Case Study: Persistent Breach of Family Violence Order
Updated: Sep 19
Table of Contents
Date & Location
July 2020, Bayside.
Our client and his former wife had been separated for several months.
A factor (there were many) that had precipitated the separation was an incident that subsequently resulted in a Family Violence Intervention Order being made against our client.
That FV IVO was a full protection order which amongst several conditions, prohibited contact with our client's former wife (the affected family member) unless pursuant to a Family Court Order or written agreement, and then only in relation to childcare arrangements.
After separation, Family Court Proceedings commenced for both childcare and property issues.
At the time of the offences, the relationship between our client and his former wife had become strained, and consequently the written agreement which regulated the shared custody arrangement had broken down.
During a period where our client believed that the AFM was not abiding by Family Court Orders, and consequently not having the contact he believed their written arrangement and Federal Circuit Court had provided for, a series of text messages were sent to the AFM.
The content of these text messages was not threatening in nature, but conveyed criticism and was not 'on point' and outside the terms of the conditions of the FV IVO that permitted communication.
Persistent Breach of a Family Violence Intervention Order is an indictable offence under the Family Violence Protection Act 2008 (Vic).

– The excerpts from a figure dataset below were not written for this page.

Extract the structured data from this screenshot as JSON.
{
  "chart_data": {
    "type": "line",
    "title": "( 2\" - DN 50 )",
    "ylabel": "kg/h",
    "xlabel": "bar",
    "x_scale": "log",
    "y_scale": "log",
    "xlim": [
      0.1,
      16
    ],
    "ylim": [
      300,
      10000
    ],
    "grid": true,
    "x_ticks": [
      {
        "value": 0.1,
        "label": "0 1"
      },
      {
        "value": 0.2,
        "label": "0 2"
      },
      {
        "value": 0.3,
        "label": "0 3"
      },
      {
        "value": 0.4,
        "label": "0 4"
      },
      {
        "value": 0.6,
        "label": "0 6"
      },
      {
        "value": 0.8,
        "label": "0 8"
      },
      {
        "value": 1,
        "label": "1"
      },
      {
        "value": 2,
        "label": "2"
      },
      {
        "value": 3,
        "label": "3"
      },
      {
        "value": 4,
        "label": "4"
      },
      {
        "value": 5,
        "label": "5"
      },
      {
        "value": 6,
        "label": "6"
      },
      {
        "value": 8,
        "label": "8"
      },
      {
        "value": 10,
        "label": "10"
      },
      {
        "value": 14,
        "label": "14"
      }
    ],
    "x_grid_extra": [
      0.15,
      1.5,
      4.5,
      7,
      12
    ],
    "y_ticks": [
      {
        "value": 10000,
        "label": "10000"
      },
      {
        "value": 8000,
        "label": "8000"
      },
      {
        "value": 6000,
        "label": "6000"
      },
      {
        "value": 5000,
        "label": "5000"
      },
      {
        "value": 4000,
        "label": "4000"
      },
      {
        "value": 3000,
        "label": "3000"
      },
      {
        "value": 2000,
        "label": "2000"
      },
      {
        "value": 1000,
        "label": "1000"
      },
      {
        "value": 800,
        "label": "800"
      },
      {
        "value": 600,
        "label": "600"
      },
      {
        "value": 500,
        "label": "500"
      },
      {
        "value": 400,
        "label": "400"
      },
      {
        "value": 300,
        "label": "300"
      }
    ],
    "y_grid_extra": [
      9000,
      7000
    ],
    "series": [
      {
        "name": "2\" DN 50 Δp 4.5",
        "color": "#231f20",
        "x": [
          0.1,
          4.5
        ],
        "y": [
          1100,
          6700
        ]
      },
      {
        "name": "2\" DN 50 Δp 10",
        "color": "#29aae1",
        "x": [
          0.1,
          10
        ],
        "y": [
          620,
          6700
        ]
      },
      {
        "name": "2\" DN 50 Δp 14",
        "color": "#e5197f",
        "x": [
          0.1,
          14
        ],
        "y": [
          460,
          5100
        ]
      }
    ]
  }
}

At the time of being charged with these offences, our client had no prior criminal history.
How Case Resolved
In addition to having no criminal history, our client had a professional background, and it was identified early on that a criminal conviction was to be avoided if possible.
Case conference discussions with the prosecution commenced early, and the prospect of diversion was canvassed with the prosecution.
Unfortunately, the prosecution did not recommend diversion, having regard to the views of the AFM and their policy which dictates that diversion will usually only be recommended in exceptional cases (for more information read our blog on What You Need To Know About Diversion and Family Violence Offences).
After providing advice on the merits of either contesting the case or making a plea in mitigation, our client instructed he would plead guilty.
The case was resolved based on a plea of guilty to the Persistent Breach of Family Violence Order, and one occasion of Contravene FV IVO (2 offences in total)
Our client's previous good character and community involvement were evident to the Magistrate by reason of several character references which were tendered during the plea in mitigation.
The circumstances of the offence were placed into context, and our client's remorse for the incident were other relevant factors the Court considered.
Ultimately, the Court was persuaded not to record a conviction, and our client was placed on an Adjourned Undertaking for 2 years and ordered to make a financial contribution to the Court fund.